The Audacity of This Game Looking This Damn Good

“Isn’t that game old?” Yes. It is. Came out in 2016. Full release, multiple expansions, years of updates. And it still looks legitimately, genuinely great. Not taking questions on this. Sit down.

The environments in Grim Dawn are dark, dense, and absolutely dripping with atmosphere. Ruins feel properly, thoroughly ruined. Forests feel suffocating in a way that makes you want to move through them quickly. Underground caverns nail that claustrophobic feeling where you know you’re just sitting in a chair in your house, but something in the back of your brain is still a little twitchy about it. The art direction here is doing an enormous amount of heavy lifting, and because everything is viewed from a top-down perspective, every single ounce of that craft is on display all the time, with nowhere to hide.

Fighting ghouls in a graveyard

Screenshot: Crate Entertainment

It Holds Up. It Genuinely, Actually, Amazingly holds up.

When you’ve got four players running through Grim Dawn simultaneously, and everything is exploding, and spell effects are going off in every direction, and your summoner friend’s undead army is absolutely demolishing something enormous in the middle of the screen, it still looks fantastic.
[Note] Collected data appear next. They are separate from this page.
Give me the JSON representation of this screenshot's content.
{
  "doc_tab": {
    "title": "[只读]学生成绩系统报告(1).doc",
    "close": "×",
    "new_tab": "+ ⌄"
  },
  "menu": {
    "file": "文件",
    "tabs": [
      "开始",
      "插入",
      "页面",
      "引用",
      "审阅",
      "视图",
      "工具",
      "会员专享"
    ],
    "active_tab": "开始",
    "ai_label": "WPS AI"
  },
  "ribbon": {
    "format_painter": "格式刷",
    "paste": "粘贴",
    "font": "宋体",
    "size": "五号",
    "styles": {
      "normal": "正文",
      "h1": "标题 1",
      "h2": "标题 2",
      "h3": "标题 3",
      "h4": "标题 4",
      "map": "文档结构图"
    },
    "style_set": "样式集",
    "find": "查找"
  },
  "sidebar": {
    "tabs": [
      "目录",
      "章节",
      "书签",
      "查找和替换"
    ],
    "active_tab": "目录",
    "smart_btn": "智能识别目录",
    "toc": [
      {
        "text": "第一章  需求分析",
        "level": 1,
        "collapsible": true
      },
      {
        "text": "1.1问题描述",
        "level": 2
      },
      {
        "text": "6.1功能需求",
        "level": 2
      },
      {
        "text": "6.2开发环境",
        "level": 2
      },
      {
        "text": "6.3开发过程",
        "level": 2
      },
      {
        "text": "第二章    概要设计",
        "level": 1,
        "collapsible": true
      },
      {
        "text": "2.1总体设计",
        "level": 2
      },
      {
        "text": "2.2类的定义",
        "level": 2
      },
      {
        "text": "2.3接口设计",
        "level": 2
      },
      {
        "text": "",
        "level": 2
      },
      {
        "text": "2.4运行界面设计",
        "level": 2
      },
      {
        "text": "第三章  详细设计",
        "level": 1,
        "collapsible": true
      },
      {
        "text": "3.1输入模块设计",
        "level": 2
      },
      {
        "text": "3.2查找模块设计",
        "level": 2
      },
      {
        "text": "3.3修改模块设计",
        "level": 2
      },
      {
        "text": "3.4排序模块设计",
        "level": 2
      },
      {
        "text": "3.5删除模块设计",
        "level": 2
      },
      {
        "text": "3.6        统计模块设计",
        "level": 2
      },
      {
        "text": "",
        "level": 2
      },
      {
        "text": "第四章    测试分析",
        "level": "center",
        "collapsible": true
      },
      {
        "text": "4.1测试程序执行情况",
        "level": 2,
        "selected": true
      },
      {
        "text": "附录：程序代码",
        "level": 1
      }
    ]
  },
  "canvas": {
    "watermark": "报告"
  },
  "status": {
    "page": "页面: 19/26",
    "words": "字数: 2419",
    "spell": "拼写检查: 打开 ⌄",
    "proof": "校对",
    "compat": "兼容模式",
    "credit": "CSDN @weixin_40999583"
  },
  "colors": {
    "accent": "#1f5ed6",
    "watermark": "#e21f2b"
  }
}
Spell effects are readable and satisfying without becoming visual noise. Enemy designs are varied and creepy in ways that feel deliberate and considered. The environmental storytelling makes Cairn feel like a place that had a pulse, or at least a place that used to have one before everything went catastrophically wrong.

On top of all that, it won’t destroy lower-end machines, which actually matters when you’ve got a group of four and not everyone is rocking a top-tier rig. Nobody gets left out. Everybody plays. There is a specific kind of greatness to a game that delivers this much atmosphere and visual quality without needing cutting-edge hardware to do it, and Grim Dawn pulls it off with room to spare.

Stop Sleeping on This Game and Grab Three Friends Right Now

If Grim Dawn has been collecting digital dust in your library, fix that immediately. Call your friends. Boot it up. Accept that your weekend is already gone and that it’s going absolutely nowhere. The multiplayer takes an already great solo experience and cranks it up into a level of chaotic, screaming, build-theorycrafting, “why the hell did you just run in there” madness that I was completely and utterly unprepared for, and I could not be happier about it.

Our group is already deep in the weeds planning out what Dual Class combos we’re running on the next playthrough.

We haven’t finished the first one yet. We genuinely do not care. The planning has already started, and it’s not stopping anytime soon.